11 Replies Latest reply on Mar 8, 2010 6:42 PM by 796440

    Collision in Java HashMap

    807580
      I am under the expression that if two key-value pairs hash to the same position, both values will be stored at the same hashcode position and no value will be overwritten. However, why is the following code giving me different result? Can anyone explain please

      Thank you

      Xin

      import java.util.HashMap;
      import java.util.Hashtable;


      /**
      *
      * @author xint
      */
      public class Main {

      /**
      * @param args the command line arguments
      */
      public static void main(String[] args) {
      // Test collision in HashMap
      HashMap<String, String> hm = new HashMap<String,String>();

      hm.put("xint", "University of Toronto");
      hm.put("xint", "University of California");

      System.out.println(hm.containsValue("University of Toronto"));

      }

      }
        • 1. Re: Collision in Java HashMap
          796440
          xerox.time wrote:
          I am under the expression that if two key-value pairs hash to the same position, both values will be stored at the same hashcode position and no value will be overwritten. However, why is the following code giving me different result? Can anyone explain please
          Nothing will be overwritten if the keys are not equal.

          Here you have two keys that not only have the same hashCode, but also are equal(). If you had two keys that had the same hashCode but were not equal, then they would hash to the same bucket, but both would be present in the map--neither would overwrite the other.

          In the future, when posting code, use code tags so it will be readable. Copy/paste from your original source in your editor, highlight the code, and click the CODE button.
          • 2. Re: Collision in Java HashMap
            807580
            xerox.time wrote:
            I am under the expression that if two key-value pairs hash to the same position, both values will be stored at the same hashcode position and no value will be overwritten.
            Well, define "position". Two unequals objects with the same hashcode can both be used as keys in a hash table. Two equal objects are considered equal (imagine that) so only one value can be associated with that key.

            So if by "position" you mean "hashcode", what you say is true, but irrelevant. If by "position" you mean "logical position defined by the key", then your expectation is wrong.

            By the way:
            I am under the expression
            I think you mean "under the impression".
            • 3. Re: Collision in Java HashMap
              807580
              xerox.time wrote:
              Can anyone explain please
              What determines whether an entry is already present in a HashMap is the equals method alone.

              The hashCode method is used by the HashMap as an aid to efficiently store entries internally.

              So the methods have two very distinct purposes.
              • 4. Re: Collision in Java HashMap
                796440
                TashaYar wrote:
                xerox.time wrote:
                Can anyone explain please
                What determines whether an entry is already present in a HashMap is the equals method alone.
                No, it is a combination of hashCode() and equals().
                • 5. Re: Collision in Java HashMap
                  YoungWinston
                  jverd wrote:
                  TashaYar wrote:
                  What determines whether an entry is already present in a HashMap is the equals method alone.
                  No, it is a combination of hashCode() and equals().
                  Actually, I've got to go with TashaYar on this one. hashCode() is only used to determine what bucket the entry will go into, not whether it is already present.

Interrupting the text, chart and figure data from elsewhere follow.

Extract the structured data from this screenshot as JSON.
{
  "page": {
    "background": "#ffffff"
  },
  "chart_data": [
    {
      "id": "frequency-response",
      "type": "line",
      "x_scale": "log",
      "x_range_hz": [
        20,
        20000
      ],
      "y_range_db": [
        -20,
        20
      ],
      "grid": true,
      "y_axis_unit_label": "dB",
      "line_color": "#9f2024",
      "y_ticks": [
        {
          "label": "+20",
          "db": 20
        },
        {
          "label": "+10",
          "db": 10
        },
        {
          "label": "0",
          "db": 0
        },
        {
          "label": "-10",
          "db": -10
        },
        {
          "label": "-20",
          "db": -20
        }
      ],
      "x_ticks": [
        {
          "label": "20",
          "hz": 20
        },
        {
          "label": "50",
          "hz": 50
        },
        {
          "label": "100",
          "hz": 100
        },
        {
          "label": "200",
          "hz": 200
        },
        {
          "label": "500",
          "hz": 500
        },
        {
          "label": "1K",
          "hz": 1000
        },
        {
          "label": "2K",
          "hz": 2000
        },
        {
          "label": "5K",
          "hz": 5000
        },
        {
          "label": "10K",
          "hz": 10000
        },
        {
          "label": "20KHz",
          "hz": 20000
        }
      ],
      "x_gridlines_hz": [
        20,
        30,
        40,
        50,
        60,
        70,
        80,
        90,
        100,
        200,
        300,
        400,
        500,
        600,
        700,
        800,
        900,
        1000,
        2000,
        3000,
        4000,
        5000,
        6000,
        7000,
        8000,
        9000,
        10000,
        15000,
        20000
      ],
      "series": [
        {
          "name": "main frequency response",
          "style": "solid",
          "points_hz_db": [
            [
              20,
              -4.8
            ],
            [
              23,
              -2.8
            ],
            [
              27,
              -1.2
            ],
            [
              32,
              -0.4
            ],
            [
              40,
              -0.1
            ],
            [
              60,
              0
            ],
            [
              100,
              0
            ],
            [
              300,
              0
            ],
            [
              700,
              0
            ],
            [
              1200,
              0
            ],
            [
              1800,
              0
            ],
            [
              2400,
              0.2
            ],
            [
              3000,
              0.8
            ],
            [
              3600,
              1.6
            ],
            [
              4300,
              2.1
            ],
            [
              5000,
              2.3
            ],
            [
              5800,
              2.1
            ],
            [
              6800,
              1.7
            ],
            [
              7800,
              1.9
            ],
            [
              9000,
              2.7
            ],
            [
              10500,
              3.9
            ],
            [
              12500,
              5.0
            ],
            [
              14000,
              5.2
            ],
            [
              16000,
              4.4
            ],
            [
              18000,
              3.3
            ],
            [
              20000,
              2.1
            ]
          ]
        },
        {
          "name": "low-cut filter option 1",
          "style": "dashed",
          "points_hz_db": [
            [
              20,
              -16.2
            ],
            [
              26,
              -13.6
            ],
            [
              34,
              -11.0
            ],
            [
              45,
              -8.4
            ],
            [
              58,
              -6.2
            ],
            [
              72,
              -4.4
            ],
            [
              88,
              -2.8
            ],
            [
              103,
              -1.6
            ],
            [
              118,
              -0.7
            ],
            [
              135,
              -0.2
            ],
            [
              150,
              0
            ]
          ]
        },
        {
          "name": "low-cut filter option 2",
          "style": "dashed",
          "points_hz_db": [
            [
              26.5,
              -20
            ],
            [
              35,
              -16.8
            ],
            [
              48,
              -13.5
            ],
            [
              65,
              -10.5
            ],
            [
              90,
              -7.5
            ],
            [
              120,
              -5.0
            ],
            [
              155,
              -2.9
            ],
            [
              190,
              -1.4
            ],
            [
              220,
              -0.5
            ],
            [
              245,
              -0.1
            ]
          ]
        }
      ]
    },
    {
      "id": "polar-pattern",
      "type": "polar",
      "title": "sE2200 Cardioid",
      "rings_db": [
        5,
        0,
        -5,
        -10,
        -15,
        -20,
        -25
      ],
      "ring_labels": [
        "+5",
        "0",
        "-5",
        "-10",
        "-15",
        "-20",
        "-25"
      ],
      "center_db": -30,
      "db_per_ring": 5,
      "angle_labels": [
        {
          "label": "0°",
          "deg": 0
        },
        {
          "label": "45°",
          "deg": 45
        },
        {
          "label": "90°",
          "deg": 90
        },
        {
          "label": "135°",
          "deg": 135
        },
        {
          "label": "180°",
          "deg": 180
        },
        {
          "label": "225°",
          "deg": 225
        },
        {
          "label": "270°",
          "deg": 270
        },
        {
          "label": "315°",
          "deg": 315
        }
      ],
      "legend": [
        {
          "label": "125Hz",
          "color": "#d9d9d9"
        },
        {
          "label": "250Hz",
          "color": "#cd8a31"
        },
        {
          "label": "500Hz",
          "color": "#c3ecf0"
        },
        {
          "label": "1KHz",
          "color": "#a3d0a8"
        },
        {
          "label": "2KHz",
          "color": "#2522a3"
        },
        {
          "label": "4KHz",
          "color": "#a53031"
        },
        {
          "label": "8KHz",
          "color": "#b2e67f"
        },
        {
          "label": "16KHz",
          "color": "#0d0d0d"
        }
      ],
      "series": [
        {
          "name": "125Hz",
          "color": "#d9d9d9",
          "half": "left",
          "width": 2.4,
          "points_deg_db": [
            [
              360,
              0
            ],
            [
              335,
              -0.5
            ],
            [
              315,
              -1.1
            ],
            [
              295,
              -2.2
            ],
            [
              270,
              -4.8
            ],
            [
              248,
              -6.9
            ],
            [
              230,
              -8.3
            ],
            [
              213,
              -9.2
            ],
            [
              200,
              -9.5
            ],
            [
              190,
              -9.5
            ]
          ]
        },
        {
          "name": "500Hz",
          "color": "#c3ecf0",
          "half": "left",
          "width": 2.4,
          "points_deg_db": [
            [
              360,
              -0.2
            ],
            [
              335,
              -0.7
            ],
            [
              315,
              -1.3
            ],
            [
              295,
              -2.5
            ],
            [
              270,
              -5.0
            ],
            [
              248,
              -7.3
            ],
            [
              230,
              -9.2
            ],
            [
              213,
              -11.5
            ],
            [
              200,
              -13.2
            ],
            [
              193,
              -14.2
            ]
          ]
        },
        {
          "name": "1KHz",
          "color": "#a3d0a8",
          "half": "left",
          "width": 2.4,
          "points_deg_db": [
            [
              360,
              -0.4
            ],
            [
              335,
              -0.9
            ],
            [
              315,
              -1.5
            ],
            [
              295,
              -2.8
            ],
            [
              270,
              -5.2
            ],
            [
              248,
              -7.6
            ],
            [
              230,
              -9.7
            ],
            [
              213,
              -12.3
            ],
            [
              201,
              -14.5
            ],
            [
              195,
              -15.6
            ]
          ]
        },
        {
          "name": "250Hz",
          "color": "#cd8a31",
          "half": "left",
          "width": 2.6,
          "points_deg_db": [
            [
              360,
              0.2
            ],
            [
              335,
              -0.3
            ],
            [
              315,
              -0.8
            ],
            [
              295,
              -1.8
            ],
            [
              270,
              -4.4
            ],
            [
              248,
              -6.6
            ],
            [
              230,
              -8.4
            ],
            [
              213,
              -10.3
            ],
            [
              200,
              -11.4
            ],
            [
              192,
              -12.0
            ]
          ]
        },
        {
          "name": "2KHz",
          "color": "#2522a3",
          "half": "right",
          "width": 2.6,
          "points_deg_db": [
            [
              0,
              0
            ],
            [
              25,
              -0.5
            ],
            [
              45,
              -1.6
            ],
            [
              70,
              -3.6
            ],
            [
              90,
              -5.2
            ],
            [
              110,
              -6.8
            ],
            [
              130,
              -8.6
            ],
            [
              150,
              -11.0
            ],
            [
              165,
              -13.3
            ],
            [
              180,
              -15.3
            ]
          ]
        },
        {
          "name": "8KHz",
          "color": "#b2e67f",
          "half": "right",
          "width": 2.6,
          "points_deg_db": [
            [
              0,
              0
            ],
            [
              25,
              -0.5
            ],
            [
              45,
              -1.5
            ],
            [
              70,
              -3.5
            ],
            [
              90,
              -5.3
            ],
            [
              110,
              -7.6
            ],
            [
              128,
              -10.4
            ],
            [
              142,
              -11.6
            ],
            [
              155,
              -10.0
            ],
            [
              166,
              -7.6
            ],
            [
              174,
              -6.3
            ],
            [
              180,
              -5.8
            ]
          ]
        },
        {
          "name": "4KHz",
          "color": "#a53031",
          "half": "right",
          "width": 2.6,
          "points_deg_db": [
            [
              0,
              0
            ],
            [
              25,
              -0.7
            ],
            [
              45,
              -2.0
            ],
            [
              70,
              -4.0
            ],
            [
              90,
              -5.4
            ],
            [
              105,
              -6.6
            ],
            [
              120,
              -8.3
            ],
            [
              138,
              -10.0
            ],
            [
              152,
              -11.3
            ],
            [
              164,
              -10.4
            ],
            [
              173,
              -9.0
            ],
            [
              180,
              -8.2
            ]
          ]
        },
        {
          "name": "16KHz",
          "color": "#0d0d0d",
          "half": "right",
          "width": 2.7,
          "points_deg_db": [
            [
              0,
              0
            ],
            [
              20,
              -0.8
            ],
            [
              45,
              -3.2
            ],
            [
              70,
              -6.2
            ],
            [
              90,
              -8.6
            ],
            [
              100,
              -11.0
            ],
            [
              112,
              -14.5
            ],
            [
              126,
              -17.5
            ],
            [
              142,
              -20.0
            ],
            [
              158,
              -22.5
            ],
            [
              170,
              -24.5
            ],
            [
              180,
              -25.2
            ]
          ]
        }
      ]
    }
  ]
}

                  Anyway, she's a weapons expert, and I wouldn't want to cross her.

                  Winston
                  • 6. Re: Collision in Java HashMap
                    YoungWinston
                    Note to self: check foot before opening mouth.

                    Thought about it in the shower and my apologies jverd, you're absolutely right; equals() is only used after hashCode() has determined the bucket, which is why it's so important to follow the rules.

                    Tasha, you'll have to shoot me.

                    Winston
                    • 7. Re: Collision in Java HashMap
                      807580
                      YoungWinston wrote:
                      Tasha, you'll have to shoot me.
                      No shoot me. My explanation was too simplistic so I put everybody in danger.
                      • 8. Re: Collision in Java HashMap
                        807580
                        You do not have to shoot him now.
                        • 9. Re: Collision in Java HashMap
                          796440
                          paulcw wrote:
                          You do not have to shoot him now.
                          Duck season.
                          • 10. Re: Collision in Java HashMap
                            807580
                            Wabbit season!

                            (nice catch by the way, i was afraid nobody would catch that reference)
                            • 11. Re: Collision in Java HashMap
                              796440
                              paulcw wrote:
                              i was afraid nobody would catch that reference
                              The cultural ignorance of today's youth is indeed shocking.